Revision history for this message
Matthew S (matts8484) wrote : Re: Security group names cannot contain at characters

I also don't understand the EC2-strict-validation conditional. I think it's supposed to mean 'strict validation', as opposed to 'EC2 versus Amazon' - as far as I know, EC2 *is* Amazon's API for this.

I think that either this strict validation is too strict, or that StarCluster (http://star.mit.edu/cluster/) is wrong to use '@' characters in group names.
But since StarCluster is intended to work (and as far as I know, does work) with Amazon EC2 APIs, from a high level, it should work with OpenStack's EC2 APIs, too. If Amazon don't follow their own specification, then maybe we shouldn't too, for bug-for-bug compatibility.

Re UTF-8, this code looks to me like it has a separate Unicode bug. But maybe this should be tracked separately to the rejection of '@' characters?

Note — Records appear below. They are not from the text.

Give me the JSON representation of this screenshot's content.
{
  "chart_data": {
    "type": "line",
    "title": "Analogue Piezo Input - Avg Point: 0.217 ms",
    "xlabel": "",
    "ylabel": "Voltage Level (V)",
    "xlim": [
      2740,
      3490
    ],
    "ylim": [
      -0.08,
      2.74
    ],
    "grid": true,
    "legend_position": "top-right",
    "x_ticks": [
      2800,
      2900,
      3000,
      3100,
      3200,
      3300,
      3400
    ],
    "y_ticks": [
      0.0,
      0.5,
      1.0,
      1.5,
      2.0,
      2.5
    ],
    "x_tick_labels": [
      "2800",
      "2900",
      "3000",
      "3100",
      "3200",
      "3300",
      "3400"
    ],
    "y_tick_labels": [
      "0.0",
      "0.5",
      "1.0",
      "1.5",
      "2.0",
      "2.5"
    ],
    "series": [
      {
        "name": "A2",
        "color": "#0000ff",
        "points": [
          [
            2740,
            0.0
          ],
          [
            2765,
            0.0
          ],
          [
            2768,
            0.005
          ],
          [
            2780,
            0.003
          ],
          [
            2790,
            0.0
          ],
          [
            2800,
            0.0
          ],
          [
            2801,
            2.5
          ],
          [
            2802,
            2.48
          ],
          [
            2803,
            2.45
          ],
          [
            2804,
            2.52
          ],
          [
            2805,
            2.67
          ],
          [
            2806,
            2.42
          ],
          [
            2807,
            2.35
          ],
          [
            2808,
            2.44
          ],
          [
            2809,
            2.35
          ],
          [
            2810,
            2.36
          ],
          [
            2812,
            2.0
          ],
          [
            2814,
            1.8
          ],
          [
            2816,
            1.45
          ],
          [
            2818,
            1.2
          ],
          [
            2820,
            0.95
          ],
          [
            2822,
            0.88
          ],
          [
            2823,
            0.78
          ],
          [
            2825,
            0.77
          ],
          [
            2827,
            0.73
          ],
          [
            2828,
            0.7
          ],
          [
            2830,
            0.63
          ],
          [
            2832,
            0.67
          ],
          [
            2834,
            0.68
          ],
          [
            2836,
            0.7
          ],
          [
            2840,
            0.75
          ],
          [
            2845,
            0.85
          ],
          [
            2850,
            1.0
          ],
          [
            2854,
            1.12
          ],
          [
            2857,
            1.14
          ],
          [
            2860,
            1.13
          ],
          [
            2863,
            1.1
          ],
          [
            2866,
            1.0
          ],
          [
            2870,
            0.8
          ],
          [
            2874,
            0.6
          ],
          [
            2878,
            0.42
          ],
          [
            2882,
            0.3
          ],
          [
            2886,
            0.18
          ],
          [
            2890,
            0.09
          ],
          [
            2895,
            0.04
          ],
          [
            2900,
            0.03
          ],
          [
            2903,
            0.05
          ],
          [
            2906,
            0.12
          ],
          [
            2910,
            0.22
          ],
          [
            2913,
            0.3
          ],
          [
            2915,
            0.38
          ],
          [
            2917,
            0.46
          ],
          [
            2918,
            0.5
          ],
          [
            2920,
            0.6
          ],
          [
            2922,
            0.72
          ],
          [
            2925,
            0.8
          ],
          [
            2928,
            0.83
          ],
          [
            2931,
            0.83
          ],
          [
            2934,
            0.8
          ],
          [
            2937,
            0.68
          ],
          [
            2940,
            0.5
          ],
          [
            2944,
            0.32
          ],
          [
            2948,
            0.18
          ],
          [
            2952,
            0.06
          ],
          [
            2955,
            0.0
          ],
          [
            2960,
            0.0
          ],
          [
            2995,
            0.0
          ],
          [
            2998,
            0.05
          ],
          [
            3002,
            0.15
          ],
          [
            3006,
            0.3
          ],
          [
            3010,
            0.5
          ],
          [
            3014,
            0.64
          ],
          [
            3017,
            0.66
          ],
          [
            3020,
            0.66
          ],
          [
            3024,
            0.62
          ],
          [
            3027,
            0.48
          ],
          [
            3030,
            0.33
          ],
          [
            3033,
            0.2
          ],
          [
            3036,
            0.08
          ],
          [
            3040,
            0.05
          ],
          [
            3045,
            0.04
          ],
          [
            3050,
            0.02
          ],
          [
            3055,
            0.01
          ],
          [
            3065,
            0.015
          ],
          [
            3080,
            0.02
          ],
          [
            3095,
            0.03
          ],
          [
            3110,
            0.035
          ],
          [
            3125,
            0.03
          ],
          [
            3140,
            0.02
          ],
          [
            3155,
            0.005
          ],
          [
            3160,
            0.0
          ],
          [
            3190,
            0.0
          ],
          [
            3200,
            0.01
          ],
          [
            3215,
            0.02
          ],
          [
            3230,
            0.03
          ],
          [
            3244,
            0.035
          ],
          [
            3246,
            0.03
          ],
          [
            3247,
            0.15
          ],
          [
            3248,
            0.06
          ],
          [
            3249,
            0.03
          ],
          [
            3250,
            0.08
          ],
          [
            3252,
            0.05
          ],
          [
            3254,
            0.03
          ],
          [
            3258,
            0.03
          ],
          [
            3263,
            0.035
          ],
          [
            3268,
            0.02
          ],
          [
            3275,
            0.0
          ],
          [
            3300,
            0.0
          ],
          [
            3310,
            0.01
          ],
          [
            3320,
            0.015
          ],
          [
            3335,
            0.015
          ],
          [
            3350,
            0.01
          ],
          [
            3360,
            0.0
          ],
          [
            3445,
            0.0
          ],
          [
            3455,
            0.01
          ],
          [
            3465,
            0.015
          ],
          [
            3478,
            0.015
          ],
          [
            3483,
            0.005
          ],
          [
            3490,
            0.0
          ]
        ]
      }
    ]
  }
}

Here's my understanding of this code:

First, at line 701, the input string gets converted to UTF-8 if it's unicode. So characters which were printable Unicode characters will get converted to multi-byte UTF-8 sequences, where some of the bytes may have their high bits set.

Then, either at line 705 or 713 (depending whether strict validation is on or not), a regex is generated which will reject bytes with their high bits set.

For correct operation, either:
a. Good idea: the character-based regex check needs to be performed before the characters are converted to multi-byte UTF-8 sequences; or
b. Very bad idea: the regex needs to accept multi-byte UTF-8 sequences, and needs to enforce the UTF-8 validity rules. I'm not even sure this is possible with a regex. It shouldn't be attempted anyway; it would look hideous and would make the purpose of the regex obscure to readers of this code.